They say never work with children or animals, but for a teacher the former is a given, of course. But what about adding animals into the mix?
Well, for with our Reception unit, looking at "living" and "non-living" things this year, we have been bringing animals – and more – into our classroom to provide children with real-life learning experiences.
It’s required some extra work but the impact has been huge and shows the power that "living experiences" can have in the classroom – for pedagogical purposes and beyond.
A baby and animals visiting our classroom
1. Bringing a baby to class
Our first experience, as part of our work on growth and change, was to bring in a very young baby to class, the daughter of my colleague.
Due to Covid restrictions, we ensured that all children were masked and hands were washed thoroughly before the infant entered the class.
We also discussed how we could not touch her hands or face for fear of passing germs and the children all wore their masks, understanding how they could make her sick.
Nonetheless, as this was a child of a teacher in our unit, the children were especially excited to see his baby. They had already heard so much about the baby and we had been discussing babies through texts and stories.
But experiencing the baby first-hand was fascinating for the children. They all gently touched her foot and they observed her expressions closely. They marvelled when she smiled and then eventually cried.
Children were eager to ask questions, which included how the baby was fed.
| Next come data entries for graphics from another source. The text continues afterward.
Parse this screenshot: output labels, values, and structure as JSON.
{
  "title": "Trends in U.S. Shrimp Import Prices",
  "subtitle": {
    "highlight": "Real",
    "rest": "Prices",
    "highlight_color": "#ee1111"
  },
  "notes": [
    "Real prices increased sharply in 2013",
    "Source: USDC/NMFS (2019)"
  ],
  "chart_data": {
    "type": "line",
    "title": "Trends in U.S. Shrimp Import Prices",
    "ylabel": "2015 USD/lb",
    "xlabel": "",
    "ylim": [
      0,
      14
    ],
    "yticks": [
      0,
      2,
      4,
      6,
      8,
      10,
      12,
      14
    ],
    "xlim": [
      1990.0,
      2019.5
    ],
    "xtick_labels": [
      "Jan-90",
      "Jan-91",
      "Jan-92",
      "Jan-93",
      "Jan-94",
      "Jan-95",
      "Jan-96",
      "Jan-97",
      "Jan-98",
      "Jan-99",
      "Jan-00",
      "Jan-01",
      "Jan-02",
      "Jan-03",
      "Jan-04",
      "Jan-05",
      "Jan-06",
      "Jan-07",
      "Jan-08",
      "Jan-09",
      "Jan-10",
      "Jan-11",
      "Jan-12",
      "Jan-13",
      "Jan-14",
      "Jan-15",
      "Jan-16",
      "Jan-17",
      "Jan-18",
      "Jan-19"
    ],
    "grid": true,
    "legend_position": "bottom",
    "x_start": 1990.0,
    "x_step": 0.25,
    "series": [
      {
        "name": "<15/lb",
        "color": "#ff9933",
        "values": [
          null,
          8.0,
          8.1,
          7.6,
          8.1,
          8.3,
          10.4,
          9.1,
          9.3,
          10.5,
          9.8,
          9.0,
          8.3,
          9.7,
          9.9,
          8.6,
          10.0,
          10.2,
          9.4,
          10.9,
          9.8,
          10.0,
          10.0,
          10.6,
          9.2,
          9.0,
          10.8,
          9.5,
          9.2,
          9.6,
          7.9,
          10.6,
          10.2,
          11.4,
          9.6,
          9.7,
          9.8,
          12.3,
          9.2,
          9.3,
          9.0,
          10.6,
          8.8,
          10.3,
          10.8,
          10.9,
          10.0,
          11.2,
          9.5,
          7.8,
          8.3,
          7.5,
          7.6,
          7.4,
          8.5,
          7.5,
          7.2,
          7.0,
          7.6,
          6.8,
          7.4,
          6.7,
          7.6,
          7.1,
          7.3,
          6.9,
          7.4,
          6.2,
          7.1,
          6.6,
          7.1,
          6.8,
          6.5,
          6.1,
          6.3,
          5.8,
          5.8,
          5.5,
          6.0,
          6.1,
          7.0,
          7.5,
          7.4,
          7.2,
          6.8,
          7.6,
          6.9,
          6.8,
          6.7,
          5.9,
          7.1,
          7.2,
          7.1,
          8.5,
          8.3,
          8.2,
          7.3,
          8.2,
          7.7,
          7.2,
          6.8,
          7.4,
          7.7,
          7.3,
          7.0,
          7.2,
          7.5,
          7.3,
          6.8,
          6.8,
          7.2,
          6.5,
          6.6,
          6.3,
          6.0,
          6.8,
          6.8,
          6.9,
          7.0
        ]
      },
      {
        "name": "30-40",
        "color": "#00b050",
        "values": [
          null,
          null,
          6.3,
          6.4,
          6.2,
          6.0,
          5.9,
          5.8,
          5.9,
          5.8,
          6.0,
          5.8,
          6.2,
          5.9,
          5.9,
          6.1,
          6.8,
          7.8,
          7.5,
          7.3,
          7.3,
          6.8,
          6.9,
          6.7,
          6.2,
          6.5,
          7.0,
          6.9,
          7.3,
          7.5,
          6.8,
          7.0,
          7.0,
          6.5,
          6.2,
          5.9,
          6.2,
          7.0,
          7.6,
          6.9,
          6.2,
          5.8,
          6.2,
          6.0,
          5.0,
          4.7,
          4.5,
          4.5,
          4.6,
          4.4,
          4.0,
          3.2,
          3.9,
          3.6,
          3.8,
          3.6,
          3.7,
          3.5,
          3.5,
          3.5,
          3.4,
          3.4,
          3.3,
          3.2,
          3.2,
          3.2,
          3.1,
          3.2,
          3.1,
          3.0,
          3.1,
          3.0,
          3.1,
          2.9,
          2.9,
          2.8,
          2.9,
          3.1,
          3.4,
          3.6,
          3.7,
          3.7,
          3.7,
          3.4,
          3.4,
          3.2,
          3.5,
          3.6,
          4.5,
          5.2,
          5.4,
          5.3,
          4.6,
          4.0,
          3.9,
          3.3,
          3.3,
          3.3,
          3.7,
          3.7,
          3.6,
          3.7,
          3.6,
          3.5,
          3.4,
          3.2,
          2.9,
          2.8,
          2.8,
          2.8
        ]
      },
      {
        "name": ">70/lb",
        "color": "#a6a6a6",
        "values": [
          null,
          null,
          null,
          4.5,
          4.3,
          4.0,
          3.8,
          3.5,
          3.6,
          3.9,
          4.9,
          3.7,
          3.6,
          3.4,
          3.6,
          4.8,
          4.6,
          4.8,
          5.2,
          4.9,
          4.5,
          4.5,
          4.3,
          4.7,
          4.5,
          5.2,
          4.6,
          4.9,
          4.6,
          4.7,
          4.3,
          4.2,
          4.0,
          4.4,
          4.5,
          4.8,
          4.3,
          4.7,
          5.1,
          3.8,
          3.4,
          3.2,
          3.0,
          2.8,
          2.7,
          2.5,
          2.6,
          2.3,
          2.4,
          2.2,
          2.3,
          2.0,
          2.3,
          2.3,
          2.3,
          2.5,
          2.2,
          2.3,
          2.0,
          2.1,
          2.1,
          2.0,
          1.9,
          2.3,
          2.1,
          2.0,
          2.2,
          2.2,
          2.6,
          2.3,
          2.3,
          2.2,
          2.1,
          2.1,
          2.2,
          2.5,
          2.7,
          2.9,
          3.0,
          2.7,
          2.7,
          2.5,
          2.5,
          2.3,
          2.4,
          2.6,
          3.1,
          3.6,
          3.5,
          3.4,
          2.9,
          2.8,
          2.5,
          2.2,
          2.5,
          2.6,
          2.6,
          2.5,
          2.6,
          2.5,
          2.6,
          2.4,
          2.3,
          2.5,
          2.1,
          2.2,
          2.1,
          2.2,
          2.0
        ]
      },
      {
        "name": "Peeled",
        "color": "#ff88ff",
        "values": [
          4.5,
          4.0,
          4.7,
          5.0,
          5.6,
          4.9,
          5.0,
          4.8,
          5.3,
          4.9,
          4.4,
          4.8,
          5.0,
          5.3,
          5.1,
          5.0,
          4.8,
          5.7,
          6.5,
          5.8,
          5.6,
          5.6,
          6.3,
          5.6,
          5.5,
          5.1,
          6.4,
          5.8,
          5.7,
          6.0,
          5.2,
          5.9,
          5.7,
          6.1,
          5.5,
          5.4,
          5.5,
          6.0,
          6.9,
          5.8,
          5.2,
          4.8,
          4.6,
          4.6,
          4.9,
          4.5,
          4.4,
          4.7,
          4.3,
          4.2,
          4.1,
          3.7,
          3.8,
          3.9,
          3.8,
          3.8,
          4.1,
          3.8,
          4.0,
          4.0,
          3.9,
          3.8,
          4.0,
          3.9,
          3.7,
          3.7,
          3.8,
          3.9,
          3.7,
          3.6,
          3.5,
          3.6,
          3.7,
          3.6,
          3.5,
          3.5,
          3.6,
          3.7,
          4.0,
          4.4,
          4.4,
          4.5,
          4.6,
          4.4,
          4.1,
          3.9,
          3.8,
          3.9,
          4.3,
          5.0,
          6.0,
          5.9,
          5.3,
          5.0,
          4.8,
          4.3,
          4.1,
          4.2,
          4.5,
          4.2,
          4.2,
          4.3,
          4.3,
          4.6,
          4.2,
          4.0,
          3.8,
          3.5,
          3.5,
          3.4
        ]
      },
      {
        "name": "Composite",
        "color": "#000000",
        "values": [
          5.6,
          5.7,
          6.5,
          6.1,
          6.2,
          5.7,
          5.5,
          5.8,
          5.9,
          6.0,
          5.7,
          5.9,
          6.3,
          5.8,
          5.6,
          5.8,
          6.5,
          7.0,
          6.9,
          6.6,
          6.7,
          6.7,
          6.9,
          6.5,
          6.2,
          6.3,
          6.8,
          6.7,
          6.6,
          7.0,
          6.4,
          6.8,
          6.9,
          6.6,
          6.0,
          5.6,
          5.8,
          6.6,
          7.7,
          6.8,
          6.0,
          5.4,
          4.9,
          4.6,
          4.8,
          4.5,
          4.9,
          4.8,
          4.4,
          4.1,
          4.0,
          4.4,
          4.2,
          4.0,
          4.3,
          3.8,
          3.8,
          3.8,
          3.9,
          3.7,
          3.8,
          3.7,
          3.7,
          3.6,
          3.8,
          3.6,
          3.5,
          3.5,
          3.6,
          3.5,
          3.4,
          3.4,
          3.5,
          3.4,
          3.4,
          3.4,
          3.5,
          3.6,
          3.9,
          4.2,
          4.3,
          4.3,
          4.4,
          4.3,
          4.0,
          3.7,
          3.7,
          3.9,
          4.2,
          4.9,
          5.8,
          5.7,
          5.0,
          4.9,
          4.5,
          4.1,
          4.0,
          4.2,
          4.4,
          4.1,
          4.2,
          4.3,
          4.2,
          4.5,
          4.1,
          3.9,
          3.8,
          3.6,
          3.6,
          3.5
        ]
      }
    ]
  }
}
We connected the feeding with our class mascot, the Whale, connecting how both humans and whales provide milk for their babies.
Language and conversations were abundant, such as: "Her fingernails are so small!"; "Look at her face – is she sad?"; "The baby looks like his daddy!"
What was notable was how these questions were all asked in English and led to natural conversations as a result – something that does not always happen within our unit.
2. A friendly dog
Following this experience, we brought a dog to class for one morning session.
To begin with, the dog waited outside the class for the children. As I welcomed children into our unit, I could see eyes peeking through the windows and the desperate attempts of children to run outside to see it.
Of course, we had to ensure this was safe to do, and so the dog was a pet of a staff member of the unit, so was trusted and reliable. However, for safety, he was kept on his lead at all times and close to my colleague.
Firstly, the children sat outside to view the dog. They were desperate to touch him, but first they listened to a discussion of how he was looked after. The children witnessed the dog running, barking, seeking treats and eating.
Not only did this learning impact on their understanding of how to care for a living thing, but also a greater lesson was learned. The teacher clearly explained how to approach animals to stroke them, after permission had been sought from an owner.
For some children who were scared of dogs, this was the first time they had approached a dog and helped to reduce their fear. They learned how to interact with a common creature they will encounter.
3. A teacher’s pet hamsters
These pets visited our unit in their home – a cage with a little house and a wheel.
The children closely observed the hamsters in this habitat and quickly learned not to overcrowd them.
They were fascinated when the hamster chose to hide, eat and drink. Some of the liveliest children slowed down, watched and encouraged others to do the same. It was interesting to note this sensitivity in such a context.
When a hamster was taken out to be handled by a colleague, the children watched carefully and again, lost in the moment, asked many questions in English. They were eager to learn more about the living creature.
4. A bug's life
Later in the year, we will learn about minibeasts – our grounds have some interesting creatures like ants, larvae, caterpillars and the odd millipede.
But we have decided to bring in a "bug" expert, complete with bugs for the children to handle and experience.
This will help to provide the expertise needed and ensure everything is safe and managed correctly. Given the success of the other visits, I am confident it will go down really well.
It’s clear there has been real value in bringing living objects into class. It stimulates curiosity – interest and the excitement ripples throughout the unit. What’s more, vocabulary is learned in context and questions and conversations flow freely.
And, of course, the children learn life lessons of how to handle living things carefully and with respect – something always worth passing on.